Many see it as added after Jerusalem had been destroyed by the Babylonians, when the walls needed to be totally rebuilt. But against such a suggestion is the thought that we might then have expected the prayer to be for the restoration of the Temple. Building the walls of Jerusalem was not at the time the first priority. The offering of offerings and sacrifices required an altar and a Temple rather than a walled city (Ezra 3). But the prayer for God to ‘build the walls of Jerusalem’ could refer to any time after a siege in which parts of the walls had been severely damaged, of which there were a number known to us. Or it could indeed refer to attempts to repair and improve the fortifications after the taking over of the fortress city from the Jebusites (the word for ‘build’ means more than just ‘repair’). We know specifically that such improvements took place in the time of Solomon (1 Kings 3:1), and David, with that end in view, may well have established a liturgical prayer for that to prosper. That would then make Jerusalem safe from invaders and ensure continuation of the cult at the Tent set up by David to house the Ark. But it is impossible to be sure.
Psalms 51:18-19
Do good in your good pleasure to Zion,
Build you the walls of Jerusalem.
Then will you delight in the sacrifices of righteousness,
In burnt-offering and in whole burnt-offering,
Then will they offer bullocks on your altar.
The Psalm, along with other Psalms of David, was probably taken over for public worship in the time of David when David expanded pubic worship in the way that the Chronicler describes. It would then become a Psalm of penitence through which the people expressed their penitence to God for their sins. It could well have been at this stage that this verse was added in order to make the Psalm more expressive of the prayers of the people, or it may be that David was writing the Psalm with public worship in mind from the beginning.

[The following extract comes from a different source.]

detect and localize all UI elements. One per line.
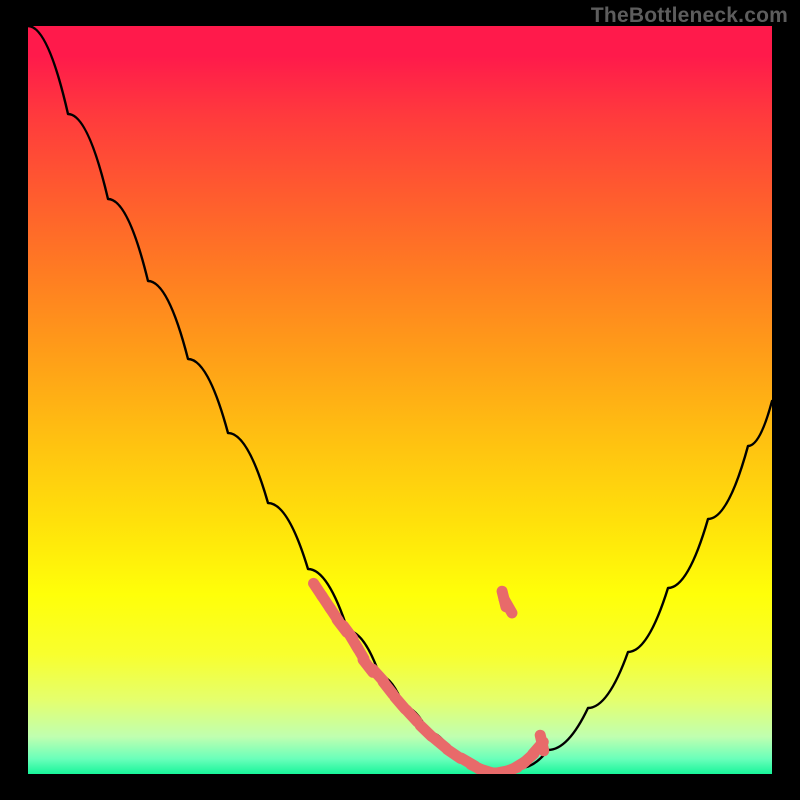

The call is for God to ‘do good’ to Jerusalem and ‘build’ its walls, so that it would prosper and be kept safe from its enemies. It could refer to any period from David onwards. And the aim was the safe and permanent establishment of the cult of YHWH within its walls. As a consequence of that security God would be able to delight in the sacrifices of righteousness, in burnt offering and whole burnt offering, with bullocks being offered on YHWH’s altar, i.e. the one set up in Jerusalem.
‘The sacrifices of righteousness’ may well have been called that in contrast with the sacrifices that had previously been offered up by the Jebusite priesthood. They were seen as false sacrifices. This would then point to it having been written in the time of David. Or it may refer to the restoring of the untainted cult after the Exile, the ‘sacrifices of righteousness’, offered in purity of worship, being distinguished from the tainted sacrifices offered before the Exile. The ‘burnt offering’ (the ‘going up offering’) had in mind the time when the sacrifice was being offered up as offerings which ‘go up’. The ‘whole burnt offering’ (the ‘completed’ or ‘wholly consumed’ offering) then indicated the time when the burnt offering was wholly consumed. The one would result in the other. Burnt offerings were offered daily in the Tabernacle and the Temple, and the process would be continual. As one burnt offering was finally consumed, another would replace it. Worship was continual. Or there may have been a technical difference between ‘burnt offerings’ and ‘whole burnt offerings’ (both are technical terms for ‘whole offerings’ in the Hebrew but the latter is only used in respect of offerings on behalf of priests - Leviticus 6:22-23).